Ey aziz, malum olsun ki, anatomi bilginleri demişlerdir ki: Elin
parmaklarını hareket ettiren adalelerin bazısı, aya kemiklerinde hâsıldır.
Bazısı bilek kemiklerine bitişiktir. Eğer hepsi ayada olsalardı, etin
çoğalmasıyle aya büyük olup, hafiflik olmazdı. Onda bu letafet kalmazdı.

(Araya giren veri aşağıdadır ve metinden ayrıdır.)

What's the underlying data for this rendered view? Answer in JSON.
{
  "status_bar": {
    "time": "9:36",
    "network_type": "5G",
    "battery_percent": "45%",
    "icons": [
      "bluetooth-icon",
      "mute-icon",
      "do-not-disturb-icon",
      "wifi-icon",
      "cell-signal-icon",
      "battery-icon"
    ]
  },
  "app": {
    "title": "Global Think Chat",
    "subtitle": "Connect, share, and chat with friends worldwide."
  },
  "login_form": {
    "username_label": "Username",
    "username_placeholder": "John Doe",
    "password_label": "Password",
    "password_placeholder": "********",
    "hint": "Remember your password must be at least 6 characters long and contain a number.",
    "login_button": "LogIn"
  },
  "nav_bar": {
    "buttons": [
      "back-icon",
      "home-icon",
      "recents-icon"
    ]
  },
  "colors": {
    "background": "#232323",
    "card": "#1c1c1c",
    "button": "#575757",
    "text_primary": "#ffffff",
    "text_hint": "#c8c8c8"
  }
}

Çünkü bilek adaleleri parmaklardan uzak olmuştur. Şu halde onun için
kirişleri yuvarlak, metin ve uzun olup, her taraftan gelen perdelerle
sağlamlık bulmuştur. Hareketli azaya bitişmeleri için, lifleri geniş ve
kuşatıcı kılınmıştır. Parmakları açıp, aşağıya hareket ettiren adalelerin
hepsi bilek kemiği üzerinde konulmuştur. Şu halde parmakları aşağıya
hareket ettirmekle açan adalelerin biri bileğin sırtının üzerinde
konulmuştur. Şu halde pamakları aşağıya hareket ettirmekle açan adalelerin
biri bileğin sırtının üzerinde konulmuştur ki, pazunun alt ucunun dış
cüzünden çıkıp, kirişlerden dört parmağa gönderip, onları aşağıya hareket
ettirmekle açmış ve yaymıştır. Bu açan adalelerin üçü dahi bir tarafta, biri
irine bitişik olup, biri pazunun uç ve dışının iki çıkıntısı arasında orta
cüzünden çıkıp, küçük parmakla yanındakine iki kiriş göndermiştir. Bu
bitişik o an adalelerin ikincisi pazu kemiğinin iki çıkıntısı altından ve
alt çıkıntı tarafından çıkmış, ortası ile küçük parmağa iki kiriş
göndermiştir. Üçüncüsü üst bileğin üstünden çıkıp, başparmağa bir kiriş
göndermiştir. Bu adale yanında bir adale dahi vardır ki, bilek adalelerinde
açıklanmıştır. Onun çıkış yeri, bileğin alt ortasıdır ki, onun kirişi
küçük parmaktan başparmağı uzak etmiştir.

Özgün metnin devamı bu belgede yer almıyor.